Take a look online to see which diseases you might encounter on your trip before you book an appointment with your doctor or travel clinic. Knowledge is power! This way you can go to an appointment loaded with information, and you can even question the advice given to you if you're unsure. 



3. Get more than one opinion
My biggest piece of advice would be to speak to more than one doctor or nurse about your upcoming trip. It's surprising how they can give out different information! Speak to as many different people and do enough research until you're completely satisfied.

For example, I'm visiting Peru later on this year, one doctor told me to take altitude sickness pills and not malaria tablets, whereas a different doctor told me the complete opposite. 

4. Shop around for different vaccination prices
One thing that I recently discovered is that there isn't a set price for travel vaccinations. They can vary in price depending on where you go for the exact same vaccine. (Note: I'm speaking from my experience within the UK)

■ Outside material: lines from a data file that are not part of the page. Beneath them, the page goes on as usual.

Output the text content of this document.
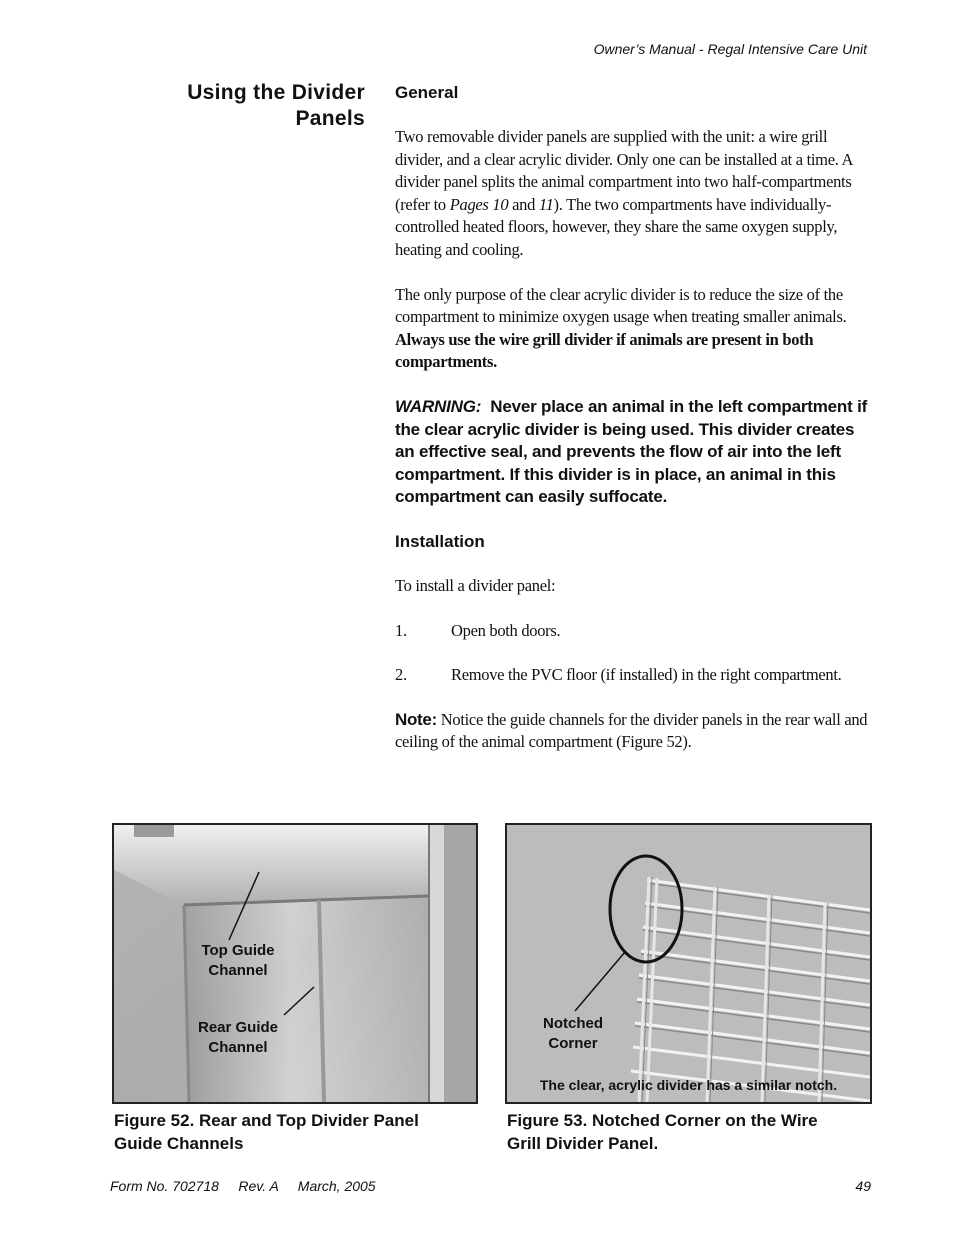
Owner’s Manual - Regal Intensive Care Unit
Using the Divider
Panels
General

Two removable divider panels are supplied with the unit: a wire grill divider, and a clear acrylic divider. Only one can be installed at a time. A divider panel splits the animal compartment into two half-compartments (refer to Pages 10 and 11). The two compartments have individually-controlled heated floors, however, they share the same oxygen supply, heating and cooling.

The only purpose of the clear acrylic divider is to reduce the size of the compartment to minimize oxygen usage when treating smaller animals. Always use the wire grill divider if animals are present in both compartments.

WARNING: Never place an animal in the left compartment if the clear acrylic divider is being used. This divider creates an effective seal, and prevents the flow of air into the left compartment. If this divider is in place, an animal in this compartment can easily suffocate.

Installation

To install a divider panel:

1.	Open both doors.
2.	Remove the PVC floor (if installed) in the right compartment.

Note: Notice the guide channels for the divider panels in the rear wall and ceiling of the animal compartment (Figure 52).

Top Guide
Channel
Rear Guide
Channel
Figure 52. Rear and Top Divider Panel
Guide Channels
Notched
Corner
The clear, acrylic divider has a similar notch.
Figure 53. Notched Corner on the Wire
Grill Divider Panel.
Form No. 702718     Rev. A     March, 2005	49
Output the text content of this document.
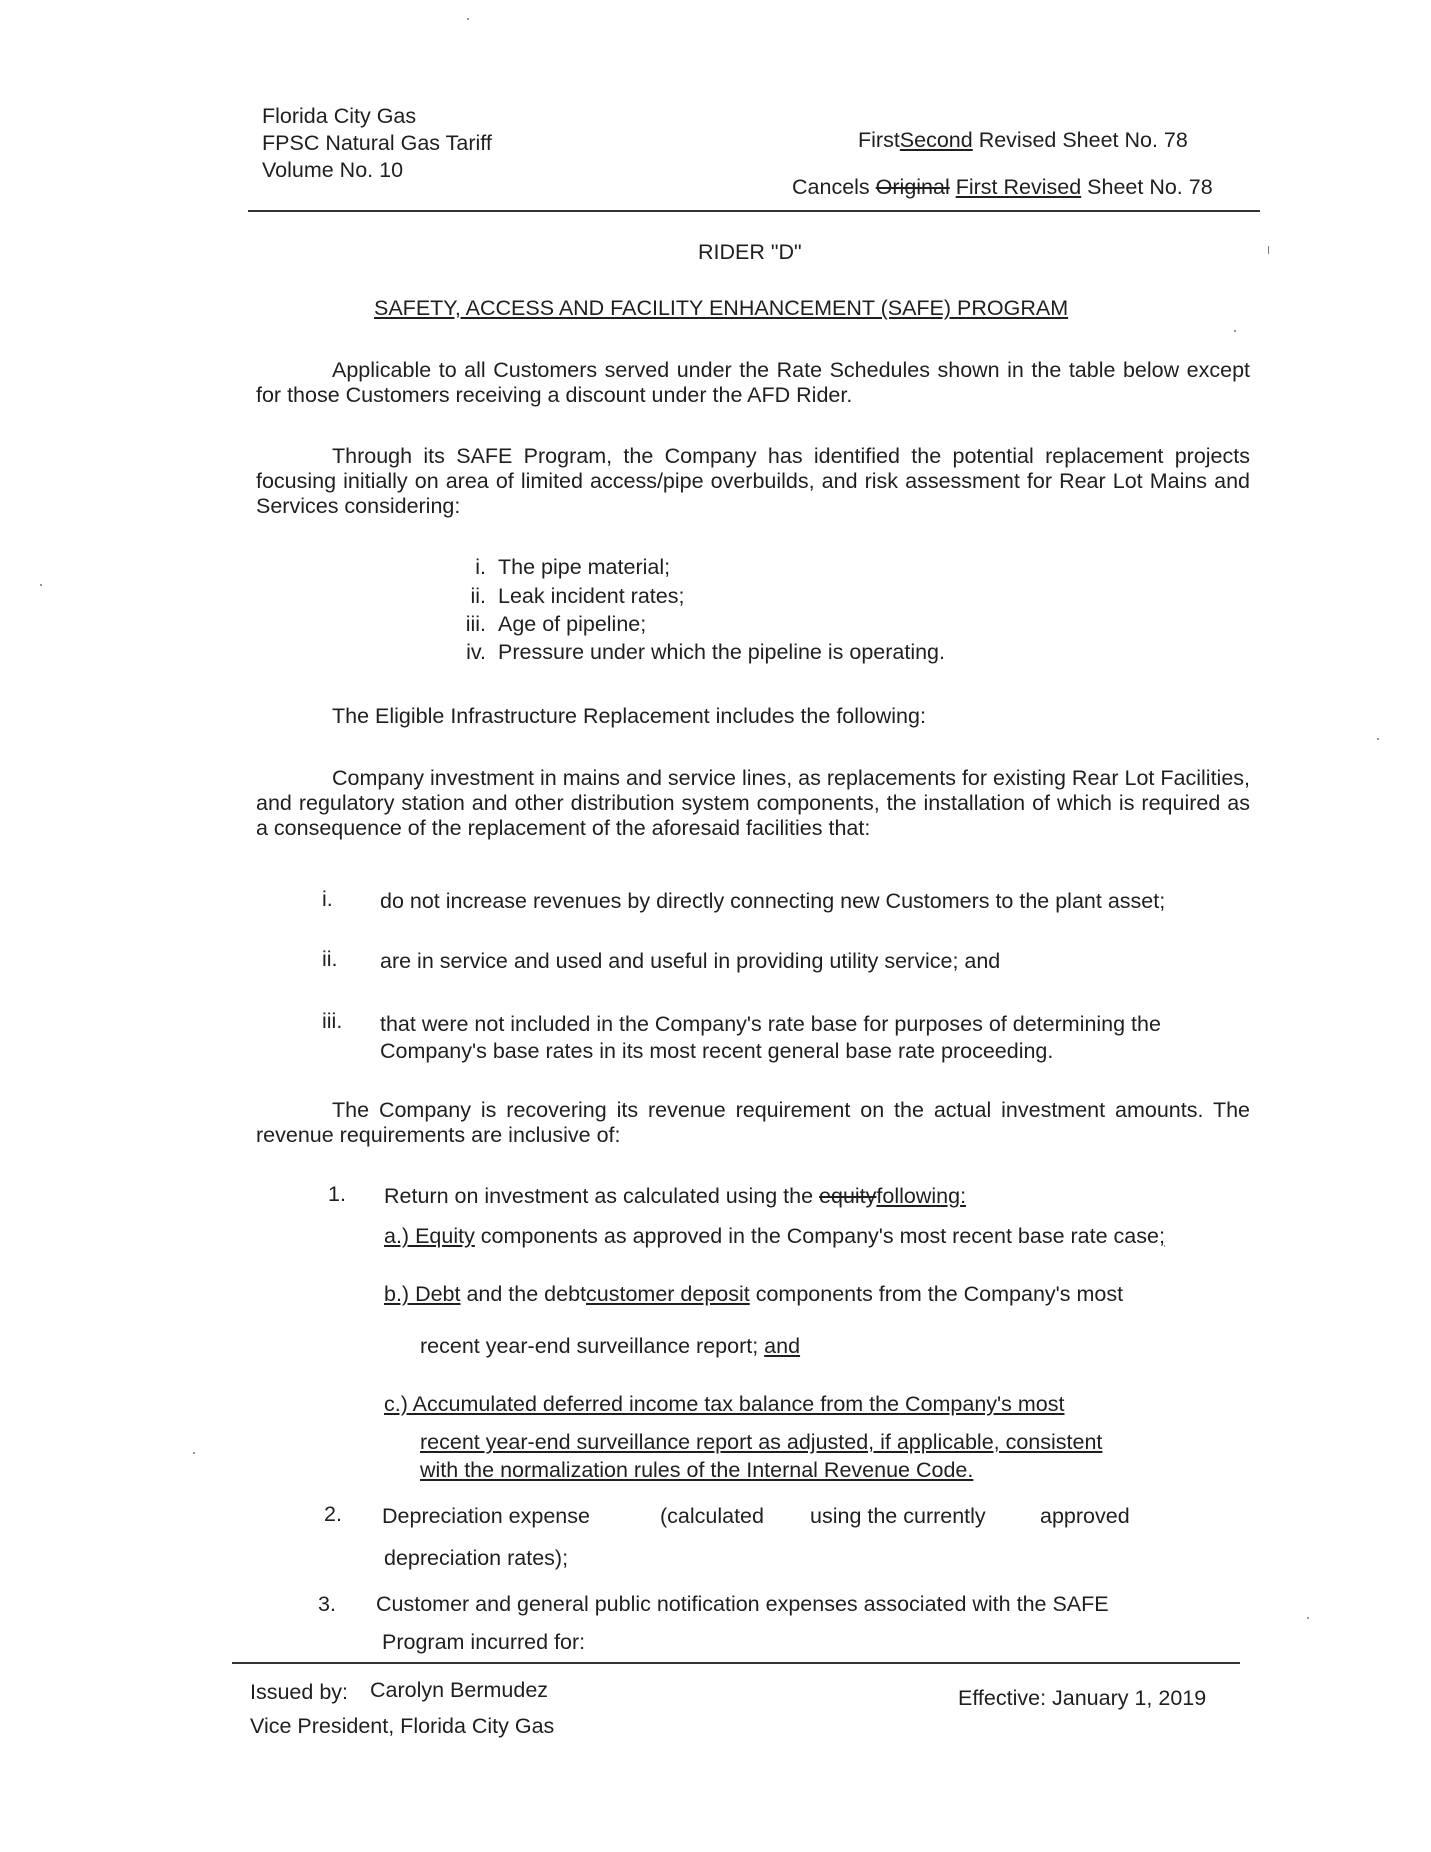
Florida City Gas
FPSC Natural Gas Tariff
Volume No. 10
FirstSecond Revised Sheet No. 78
Cancels Original First Revised Sheet No. 78
RIDER "D"
SAFETY, ACCESS AND FACILITY ENHANCEMENT (SAFE) PROGRAM
Applicable to all Customers served under the Rate Schedules shown in the table below except for those Customers receiving a discount under the AFD Rider.
Through its SAFE Program, the Company has identified the potential replacement projects focusing initially on area of limited access/pipe overbuilds, and risk assessment for Rear Lot Mains and Services considering:
i. The pipe material;
ii. Leak incident rates;
iii. Age of pipeline;
iv. Pressure under which the pipeline is operating.
The Eligible Infrastructure Replacement includes the following:
Company investment in mains and service lines, as replacements for existing Rear Lot Facilities, and regulatory station and other distribution system components, the installation of which is required as a consequence of the replacement of the aforesaid facilities that:
i. do not increase revenues by directly connecting new Customers to the plant asset;
ii. are in service and used and useful in providing utility service; and
iii. that were not included in the Company's rate base for purposes of determining the Company's base rates in its most recent general base rate proceeding.
The Company is recovering its revenue requirement on the actual investment amounts. The revenue requirements are inclusive of:
1. Return on investment as calculated using the equityfollowing:
a.) Equity components as approved in the Company's most recent base rate case;
b.) Debt and the debtcustomer deposit components from the Company's most
recent year-end surveillance report; and
c.) Accumulated deferred income tax balance from the Company's most
recent year-end surveillance report as adjusted, if applicable, consistent
with the normalization rules of the Internal Revenue Code.
2. Depreciation expense	(calculated using the currently	approved
depreciation rates);
3. Customer and general public notification expenses associated with the SAFE
Program incurred for:
Issued by: Carolyn Bermudez
Vice President, Florida City Gas
Effective: January 1, 2019
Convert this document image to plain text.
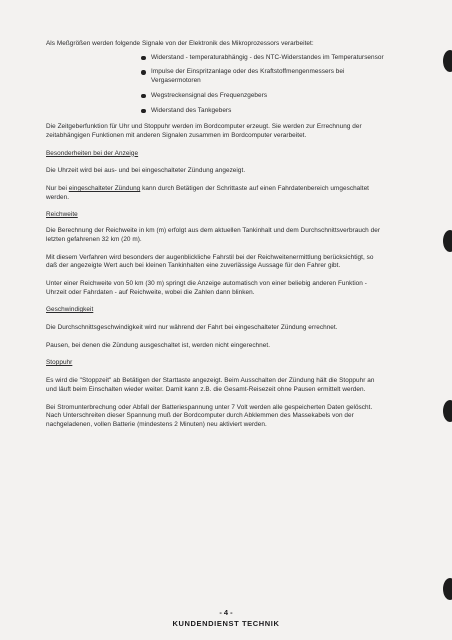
Als Meßgrößen werden folgende Signale von der Elektronik des Mikroprozessors verarbeitet:

Widerstand - temperaturabhängig - des NTC-Widerstandes im Temperatursensor
Impulse der Einspritzanlage oder des Kraftstoffmengenmessers bei Vergasermotoren
Wegstreckensignal des Frequenzgebers
Widerstand des Tankgebers

Die Zeitgeberfunktion für Uhr und Stoppuhr werden im Bordcomputer erzeugt. Sie werden zur Errechnung der zeitabhängigen Funktionen mit anderen Signalen zusammen im Bordcomputer verarbeitet.

Besonderheiten bei der Anzeige

Die Uhrzeit wird bei aus- und bei eingeschalteter Zündung angezeigt.

Nur bei eingeschalteter Zündung kann durch Betätigen der Schrittaste auf einen Fahrdatenbereich umgeschaltet werden.

Reichweite

Die Berechnung der Reichweite in km (m) erfolgt aus dem aktuellen Tankinhalt und dem Durchschnittsverbrauch der letzten gefahrenen 32 km (20 m).

Mit diesem Verfahren wird besonders der augenblickliche Fahrstil bei der Reichweitenermittlung berücksichtigt, so daß der angezeigte Wert auch bei kleinen Tankinhalten eine zuverlässige Aussage für den Fahrer gibt.

Unter einer Reichweite von 50 km (30 m) springt die Anzeige automatisch von einer beliebig anderen Funktion - Uhrzeit oder Fahrdaten - auf Reichweite, wobei die Zahlen dann blinken.

Geschwindigkeit

Die Durchschnittsgeschwindigkeit wird nur während der Fahrt bei eingeschalteter Zündung errechnet.

Pausen, bei denen die Zündung ausgeschaltet ist, werden nicht eingerechnet.

Stoppuhr

Es wird die "Stoppzeit" ab Betätigen der Starttaste angezeigt. Beim Ausschalten der Zündung hält die Stoppuhr an und läuft beim Einschalten wieder weiter. Damit kann z.B. die Gesamt-Reisezeit ohne Pausen ermittelt werden.

Bei Stromunterbrechung oder Abfall der Batteriespannung unter 7 Volt werden alle gespeicherten Daten gelöscht. Nach Unterschreiten dieser Spannung muß der Bordcomputer durch Abklemmen des Massekabels von der nachgeladenen, vollen Batterie (mindestens 2 Minuten) neu aktiviert werden.

- 4 -
KUNDENDIENST TECHNIK
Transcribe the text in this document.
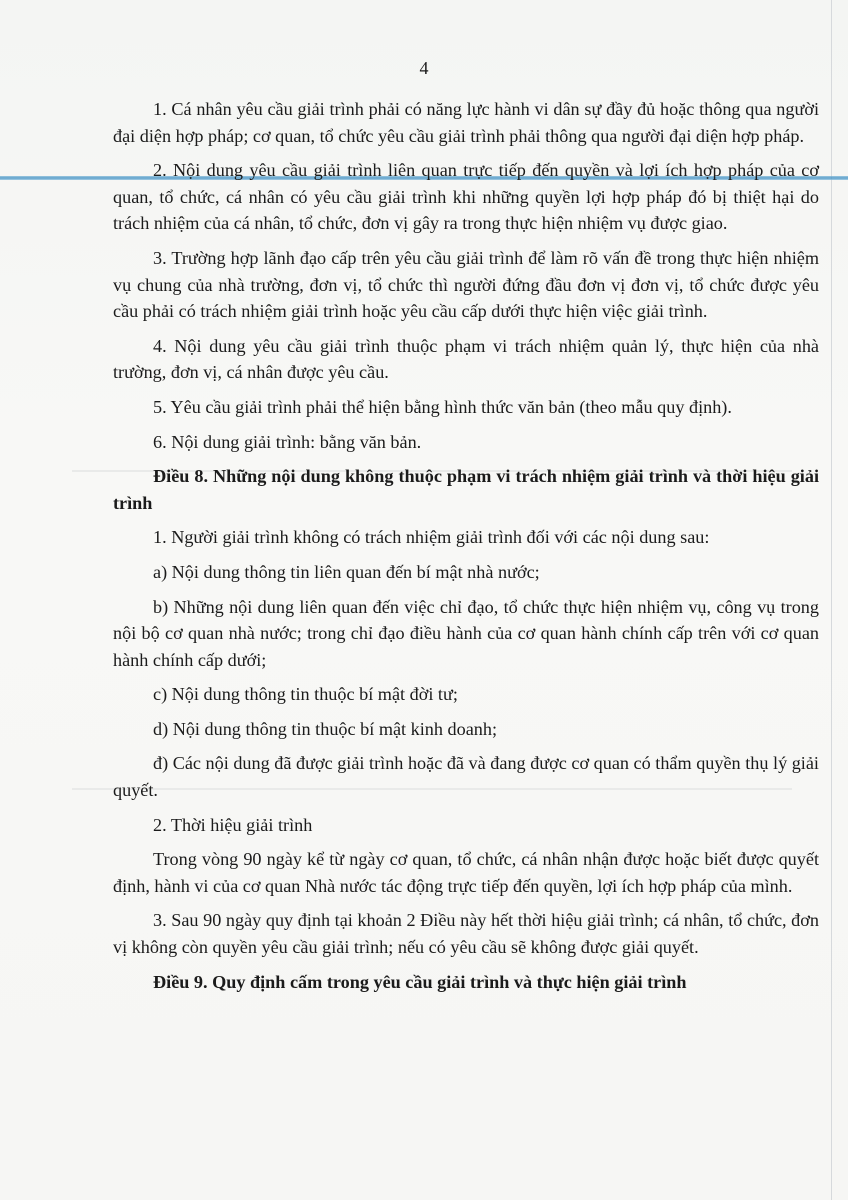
4

1. Cá nhân yêu cầu giải trình phải có năng lực hành vi dân sự đầy đủ hoặc thông qua người đại diện hợp pháp; cơ quan, tổ chức yêu cầu giải trình phải thông qua người đại diện hợp pháp.

2. Nội dung yêu cầu giải trình liên quan trực tiếp đến quyền và lợi ích hợp pháp của cơ quan, tổ chức, cá nhân có yêu cầu giải trình khi những quyền lợi hợp pháp đó bị thiệt hại do trách nhiệm của cá nhân, tổ chức, đơn vị gây ra trong thực hiện nhiệm vụ được giao.

3. Trường hợp lãnh đạo cấp trên yêu cầu giải trình để làm rõ vấn đề trong thực hiện nhiệm vụ chung của nhà trường, đơn vị, tổ chức thì người đứng đầu đơn vị đơn vị, tổ chức được yêu cầu phải có trách nhiệm giải trình hoặc yêu cầu cấp dưới thực hiện việc giải trình.

4. Nội dung yêu cầu giải trình thuộc phạm vi trách nhiệm quản lý, thực hiện của nhà trường, đơn vị, cá nhân được yêu cầu.

5. Yêu cầu giải trình phải thể hiện bằng hình thức văn bản (theo mẫu quy định).

6. Nội dung giải trình: bằng văn bản.

Điều 8. Những nội dung không thuộc phạm vi trách nhiệm giải trình và thời hiệu giải trình

1. Người giải trình không có trách nhiệm giải trình đối với các nội dung sau:

a) Nội dung thông tin liên quan đến bí mật nhà nước;

b) Những nội dung liên quan đến việc chỉ đạo, tổ chức thực hiện nhiệm vụ, công vụ trong nội bộ cơ quan nhà nước; trong chỉ đạo điều hành của cơ quan hành chính cấp trên với cơ quan hành chính cấp dưới;

c) Nội dung thông tin thuộc bí mật đời tư;

d) Nội dung thông tin thuộc bí mật kinh doanh;

đ) Các nội dung đã được giải trình hoặc đã và đang được cơ quan có thẩm quyền thụ lý giải quyết.

2. Thời hiệu giải trình

Trong vòng 90 ngày kể từ ngày cơ quan, tổ chức, cá nhân nhận được hoặc biết được quyết định, hành vi của cơ quan Nhà nước tác động trực tiếp đến quyền, lợi ích hợp pháp của mình.

3. Sau 90 ngày quy định tại khoản 2 Điều này hết thời hiệu giải trình; cá nhân, tổ chức, đơn vị không còn quyền yêu cầu giải trình; nếu có yêu cầu sẽ không được giải quyết.

Điều 9. Quy định cấm trong yêu cầu giải trình và thực hiện giải trình
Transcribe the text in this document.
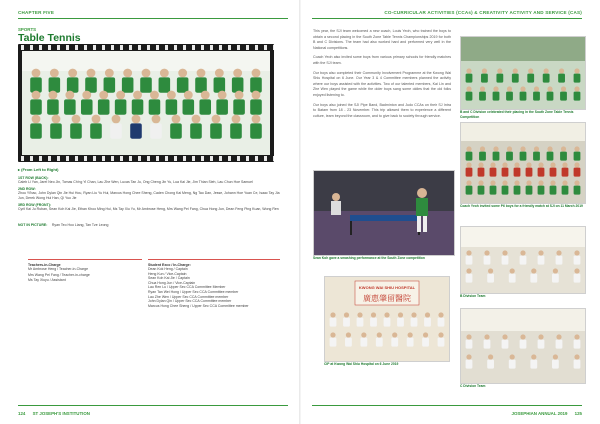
CHAPTER FIVE	CO-CURRICULAR ACTIVITIES (CCAs) & CREATIVITY ACTIVITY AND SERVICE (CAS)
SPORTS
Table Tennis
▸ (From Left to Right)
1ST ROW (BACK):
Caleb Li Yan, Jarel Neo Jin, Tomas Ch'ng Yi Chan, Lau Zhe Wen, Lucas Tan Ju, Ong Cheng Jin Yu, Lua Kai Jie, Jim Thian Sieh, Lau Chun Hoe Samuel
2ND ROW:
Zhou Yi'bao, John Dylan Qin Jie Hui Hou, Ryan Liu Yu Hui, Marcus Hong Chee Sheng, Caden Chong Kai Meng, Ng Tao Dan, Jesse, Johann Hoe Yuan Ce, Isaac Tay Jia Jun, Derek Wong Hui Han, Qi Yuo Jie
3RD ROW (FRONT):
Cyril Kai Ju Ruban, Sean Koh Kai Jie, Ethan Khoo Ming Hui, Ms Tay Xiu Yu, Mr Ambrose Heng, Mrs Wang Pei Fang, Chua Hong Jun, Dean Feng Ping Kuan, Wong Ren
NOT IN PICTURE: Ryan Teo Hoo Liang, Tan Tze Leong
Teachers-in-Charge
Mr Ambrose Heng / Teacher-in-Charge
Mrs Wang Pei Fang / Teacher-in-charge
Ms Tay Xiuyu / Assistant
Student Exco / In-Charge:
Dean Kok Heng / Captain
Heng Kun / Vice-Captain
Sean Koh Kai Jie / Captain
Chua Hong Jun / Vice-Captain
Lau Ren Lu / Upper Sec CCA Committee Member
Ryan Tan Wei Hong / Upper Sec CCA Committee member
Lau Zhe Wen / Upper Sec CCA Committee member
John Dylan Qin / Upper Sec CCA Committee member
Marcus Hong Chee Sheng / Upper Sec CCA Committee member

This year, the SJI team welcomed a new coach, Louis Yeoh, who trained the boys to obtain a second placing in the South Zone Table Tennis Championships 2019 for both B and C Divisions. The team had also worked hard and performed very well in the National competitions.

Coach Yeoh also invited some boys from various primary schools for friendly matches with the SJI team.

Our boys also completed their Community Involvement Programme at the Kwong Wai Shiu Hospital on 6 June. Our Year 3 & 4 Committee members planned the activity where our boys assisted with the activities. Two of our talented members, Kai Lin and Zhe Wen played the game while the older boys sang some oldies that the old folks enjoyed listening to.

Our boys also joined the SJI Pipe Band, Badminton and Judo CCAs on their SJ Intra to Batam from 18 - 23 November. This trip allowed them to experience a different culture, learn beyond the classroom, and to give back to society through service.

B and C Division celebrated their placing in the South Zone Table Tennis Competition
Coach Yeoh invited some P6 boys for a friendly match at SJI on 11 March 2019
Sean Koh gave a smashing performance at the South Zone competition
B Division Team
KWONG WAI SHIU HOSPITAL
廣惠肇留醫院
CIP at Kwong Wai Shiu Hospital on 6 June 2019
C Division Team
124 ST JOSEPH'S INSTITUTION	JOSEPHIAN ANNUAL 2019 125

My doctor recently quoted me £70 for the yellow fever jab, whereas Boots Pharmacy only charge £58. Another doctor also gave me the price of £205 for the course of three rabies vaccines, whereas my normal GP and Boots Pharmacy only charge £155. Also make sure that any vaccinations aren't already free on the NHS (e.g. Hepatitis A and Cholera) as this could save you a ton of money. It really does pay to shop around!

Do you have any other tips or tricks for getting travel vaccinations?